More broadly, Putin has made no secret of his desire to undermine the global financial system. This is not a prospect China relishes.
Unlike Russia, which chose to remain, in the words of U.S. Senator John McCain, “a giant gas station pretending to be a real country,” China has done well out of the current dollar-based system. China’s hard currency reserves are worth $4 trillion, much of it are held in dollars and dollar-denominated financial instruments.
Beyond economic concerns loom geopolitical considerations. Putin has claimed repeatedly that the United States and Europe want to weaken Russia. Nothing can be further from the truth because a stable, prosperous and peaceful Russia would make Europe safer.
Ideally, the West would like Russia to be closely integrated with the EU.
China benefits from a weaker Russia
Not so China. It has one of the world’s longest borders and a long history of conflict with its northern neighbor. In this respect, Putin suits China well, because he antagonizes the West and weakens Russia economically.
With sanctions cutting Russia’s access to modern technology, its military will not be able to modernize. Meanwhile, China is spending massive amounts (no one is sure exactly how much) on bringing its military into the 21st century.
Beijing has strong interests in post-Soviet Central Asia, including a number of highly lucrative natural resource deals.
That is one region where China itself sees Putin as far too aggressive. Russia’s president recently declared that Kazakhstan, a former Soviet republic, has never been an independent state.
Why would he argue that? Because northern Kazakhstan is heavily Russian-speaking. The Kazakhs took it as an indication that Putin, with his “Russia is where Russian speakers live” doctrine, may try to foment trouble there, too.
Such regional concerns aside, China’s statecraft goes well beyond worrying about a territorial acquisition-minded Russia. Lest we forget, China has huge territorial claims in eastern Siberia and the Russian far east, the territories that the Russian Empire grabbed in the mid-19th century.
The region is already heavily Chinese and the Chinese government encourages its citizens to settle north of the border.

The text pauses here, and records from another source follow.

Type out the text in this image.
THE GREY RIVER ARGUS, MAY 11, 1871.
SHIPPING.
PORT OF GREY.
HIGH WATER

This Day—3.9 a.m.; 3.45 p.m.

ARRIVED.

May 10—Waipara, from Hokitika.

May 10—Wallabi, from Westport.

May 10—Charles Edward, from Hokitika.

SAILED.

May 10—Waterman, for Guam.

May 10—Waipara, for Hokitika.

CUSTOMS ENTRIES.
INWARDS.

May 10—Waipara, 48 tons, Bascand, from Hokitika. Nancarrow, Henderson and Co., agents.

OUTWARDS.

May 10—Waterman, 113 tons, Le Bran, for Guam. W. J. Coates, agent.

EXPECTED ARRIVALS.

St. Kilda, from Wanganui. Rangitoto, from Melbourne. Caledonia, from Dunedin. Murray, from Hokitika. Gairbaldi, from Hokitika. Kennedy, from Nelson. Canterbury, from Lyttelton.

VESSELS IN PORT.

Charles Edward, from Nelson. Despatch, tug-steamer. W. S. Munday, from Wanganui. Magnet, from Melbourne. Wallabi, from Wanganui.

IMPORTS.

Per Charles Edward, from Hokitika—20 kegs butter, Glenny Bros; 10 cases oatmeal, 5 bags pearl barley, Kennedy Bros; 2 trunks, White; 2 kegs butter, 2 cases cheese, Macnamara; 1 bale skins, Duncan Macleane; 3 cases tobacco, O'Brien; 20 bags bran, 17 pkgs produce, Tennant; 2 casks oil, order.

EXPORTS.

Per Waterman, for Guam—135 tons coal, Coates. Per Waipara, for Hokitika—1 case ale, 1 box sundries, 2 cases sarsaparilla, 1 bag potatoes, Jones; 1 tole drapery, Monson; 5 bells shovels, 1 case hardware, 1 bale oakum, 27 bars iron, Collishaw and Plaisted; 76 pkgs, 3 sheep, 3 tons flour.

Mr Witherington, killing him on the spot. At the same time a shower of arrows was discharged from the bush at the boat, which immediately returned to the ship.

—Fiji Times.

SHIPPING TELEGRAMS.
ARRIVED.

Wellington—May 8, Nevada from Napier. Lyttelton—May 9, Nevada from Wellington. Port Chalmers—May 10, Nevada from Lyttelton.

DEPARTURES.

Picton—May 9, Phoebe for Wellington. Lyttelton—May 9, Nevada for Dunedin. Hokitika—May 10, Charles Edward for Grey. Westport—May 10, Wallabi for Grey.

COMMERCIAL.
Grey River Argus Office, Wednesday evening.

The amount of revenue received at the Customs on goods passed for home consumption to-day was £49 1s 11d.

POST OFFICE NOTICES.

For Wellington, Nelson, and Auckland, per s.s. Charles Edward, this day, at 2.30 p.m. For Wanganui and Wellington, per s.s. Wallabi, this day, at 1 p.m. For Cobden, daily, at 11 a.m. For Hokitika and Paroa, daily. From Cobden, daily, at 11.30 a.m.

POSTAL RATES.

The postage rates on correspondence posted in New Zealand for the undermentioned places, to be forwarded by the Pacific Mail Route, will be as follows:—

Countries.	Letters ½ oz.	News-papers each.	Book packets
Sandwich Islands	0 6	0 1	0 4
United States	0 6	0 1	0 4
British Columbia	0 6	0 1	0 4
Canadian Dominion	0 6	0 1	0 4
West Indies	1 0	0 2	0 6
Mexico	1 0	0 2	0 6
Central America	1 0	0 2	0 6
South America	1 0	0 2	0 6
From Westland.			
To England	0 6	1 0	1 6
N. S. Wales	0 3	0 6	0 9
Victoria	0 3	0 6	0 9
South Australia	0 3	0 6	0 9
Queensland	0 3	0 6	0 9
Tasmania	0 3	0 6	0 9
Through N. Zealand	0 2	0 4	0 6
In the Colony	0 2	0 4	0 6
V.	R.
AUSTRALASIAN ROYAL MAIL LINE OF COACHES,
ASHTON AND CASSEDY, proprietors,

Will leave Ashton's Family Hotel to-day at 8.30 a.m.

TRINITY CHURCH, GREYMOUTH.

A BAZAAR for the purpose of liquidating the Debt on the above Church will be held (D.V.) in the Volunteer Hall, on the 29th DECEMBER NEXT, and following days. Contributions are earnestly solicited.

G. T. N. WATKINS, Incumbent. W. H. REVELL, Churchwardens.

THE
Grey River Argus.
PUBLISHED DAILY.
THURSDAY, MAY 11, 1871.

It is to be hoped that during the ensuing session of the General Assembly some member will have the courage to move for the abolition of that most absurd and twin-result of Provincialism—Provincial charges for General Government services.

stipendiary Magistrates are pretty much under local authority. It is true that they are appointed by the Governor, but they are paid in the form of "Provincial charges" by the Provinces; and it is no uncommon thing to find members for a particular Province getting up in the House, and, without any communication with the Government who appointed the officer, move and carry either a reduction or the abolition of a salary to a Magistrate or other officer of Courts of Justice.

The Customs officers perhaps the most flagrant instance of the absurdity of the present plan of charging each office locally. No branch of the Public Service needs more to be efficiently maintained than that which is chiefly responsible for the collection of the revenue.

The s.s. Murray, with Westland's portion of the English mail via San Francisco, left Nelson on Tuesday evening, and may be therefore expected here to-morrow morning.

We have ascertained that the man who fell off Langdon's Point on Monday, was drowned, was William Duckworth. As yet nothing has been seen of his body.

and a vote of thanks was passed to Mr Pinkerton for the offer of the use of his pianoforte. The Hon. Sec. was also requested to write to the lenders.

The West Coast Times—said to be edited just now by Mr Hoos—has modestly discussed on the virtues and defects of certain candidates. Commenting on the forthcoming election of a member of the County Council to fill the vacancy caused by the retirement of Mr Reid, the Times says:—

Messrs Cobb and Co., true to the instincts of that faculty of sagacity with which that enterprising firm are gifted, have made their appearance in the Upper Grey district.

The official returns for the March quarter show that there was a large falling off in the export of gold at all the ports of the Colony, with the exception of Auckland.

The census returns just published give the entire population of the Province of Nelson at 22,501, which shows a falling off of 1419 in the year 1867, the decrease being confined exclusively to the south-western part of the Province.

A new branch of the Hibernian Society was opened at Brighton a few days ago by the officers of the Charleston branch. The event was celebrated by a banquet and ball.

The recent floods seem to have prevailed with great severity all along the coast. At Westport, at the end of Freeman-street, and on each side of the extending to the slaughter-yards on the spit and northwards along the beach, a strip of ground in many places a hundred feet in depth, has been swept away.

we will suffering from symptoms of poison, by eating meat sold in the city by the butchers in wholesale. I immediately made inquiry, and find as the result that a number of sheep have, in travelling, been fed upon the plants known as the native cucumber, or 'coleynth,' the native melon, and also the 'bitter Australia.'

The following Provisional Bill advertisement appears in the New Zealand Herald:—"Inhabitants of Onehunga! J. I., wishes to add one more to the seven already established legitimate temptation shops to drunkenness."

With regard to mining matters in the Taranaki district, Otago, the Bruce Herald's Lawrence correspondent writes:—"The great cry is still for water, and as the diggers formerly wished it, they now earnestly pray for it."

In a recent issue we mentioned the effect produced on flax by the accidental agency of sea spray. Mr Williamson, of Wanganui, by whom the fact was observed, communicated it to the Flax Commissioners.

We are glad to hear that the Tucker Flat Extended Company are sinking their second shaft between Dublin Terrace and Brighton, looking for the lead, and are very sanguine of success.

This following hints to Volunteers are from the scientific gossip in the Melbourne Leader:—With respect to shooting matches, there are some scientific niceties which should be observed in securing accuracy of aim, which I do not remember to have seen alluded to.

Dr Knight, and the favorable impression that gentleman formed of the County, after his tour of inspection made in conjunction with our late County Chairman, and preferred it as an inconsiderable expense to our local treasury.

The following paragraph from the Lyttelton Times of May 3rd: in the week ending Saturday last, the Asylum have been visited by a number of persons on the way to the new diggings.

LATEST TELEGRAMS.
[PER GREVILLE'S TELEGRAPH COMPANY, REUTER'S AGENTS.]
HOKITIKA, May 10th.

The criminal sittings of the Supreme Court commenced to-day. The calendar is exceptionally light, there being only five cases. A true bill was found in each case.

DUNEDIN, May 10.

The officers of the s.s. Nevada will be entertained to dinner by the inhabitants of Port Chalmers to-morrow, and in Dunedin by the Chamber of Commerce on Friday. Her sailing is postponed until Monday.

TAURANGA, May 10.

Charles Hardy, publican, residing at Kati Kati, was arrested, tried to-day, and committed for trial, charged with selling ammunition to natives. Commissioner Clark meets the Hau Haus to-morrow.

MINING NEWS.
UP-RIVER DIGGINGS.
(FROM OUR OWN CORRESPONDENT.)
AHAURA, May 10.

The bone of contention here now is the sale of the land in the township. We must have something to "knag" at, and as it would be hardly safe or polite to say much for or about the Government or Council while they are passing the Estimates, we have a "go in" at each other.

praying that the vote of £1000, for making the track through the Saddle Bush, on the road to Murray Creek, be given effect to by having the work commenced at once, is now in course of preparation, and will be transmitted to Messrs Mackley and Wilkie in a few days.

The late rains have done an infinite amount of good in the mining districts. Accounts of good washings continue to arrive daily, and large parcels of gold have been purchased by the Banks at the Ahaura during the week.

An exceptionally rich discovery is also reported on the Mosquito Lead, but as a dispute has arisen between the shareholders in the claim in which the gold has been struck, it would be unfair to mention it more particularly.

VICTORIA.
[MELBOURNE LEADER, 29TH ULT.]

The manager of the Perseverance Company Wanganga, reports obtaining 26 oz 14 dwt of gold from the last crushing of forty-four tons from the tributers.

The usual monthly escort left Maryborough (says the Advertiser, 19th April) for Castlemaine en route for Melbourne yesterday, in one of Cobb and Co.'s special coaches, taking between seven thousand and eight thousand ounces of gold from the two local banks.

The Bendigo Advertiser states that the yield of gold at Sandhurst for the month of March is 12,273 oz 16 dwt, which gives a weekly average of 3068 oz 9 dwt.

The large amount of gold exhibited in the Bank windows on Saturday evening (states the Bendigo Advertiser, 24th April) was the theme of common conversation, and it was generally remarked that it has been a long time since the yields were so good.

The only realistic way in which China could acquire those territories is if Russia’s central authority were to weaken substantially. Surely, the Chinese remember how the Soviet Union got bogged down in Afghanistan and eventually fell apart.
China’s Ukraine card
That is where Ukraine comes into the equation. The situation there may bog down Russia more than it is currently prepared to acknowledge.
And then, there is Ukraine itself. For China, getting a friend on Russia’s western border is an alluring geopolitical proposition.
In a tit-for-tat move, it would mirror Russia having a client state on China’s southern flank. Beijing is well aware that Moscow is selling submarines and military planes to Vietnam.
Ukraine is valuable on its own, too. It used to be a breadbasket of Europe before the Bolshevik revolution and it could become one again. Late last year, before Russia’s annexation of Crimea, China was going to invest $13 billion to build a unique deep-water port, to transport Ukrainian grain and other commodities. The two countries also cooperate in the armaments industry.
Support for Ukraine could open a new chapter in China’s emergence as a global player. Ukraine has a crucially important strategic location, which Washington and Brussels seem to underestimate. It could hold a key to central and southern Europe and it is a cornerstone of an “unallied block” that includes Belarus, Moldova and, in economic terms, Turkey.
China’s leaders may find Ukraine too attractive a prize to pass up, especially if lack of support from the United States and Europe for its struggle against Putin’s aggression tosses it into their lap.
Takeaways
Putin has made no secret of his desire to undermine the global financial system. This is not a prospect China relishes.
Ideally, the West would like Russia to be closely integrated with the EU.
Putin says the United States and Europe want to weaken Russia. Nothing can be further from the truth.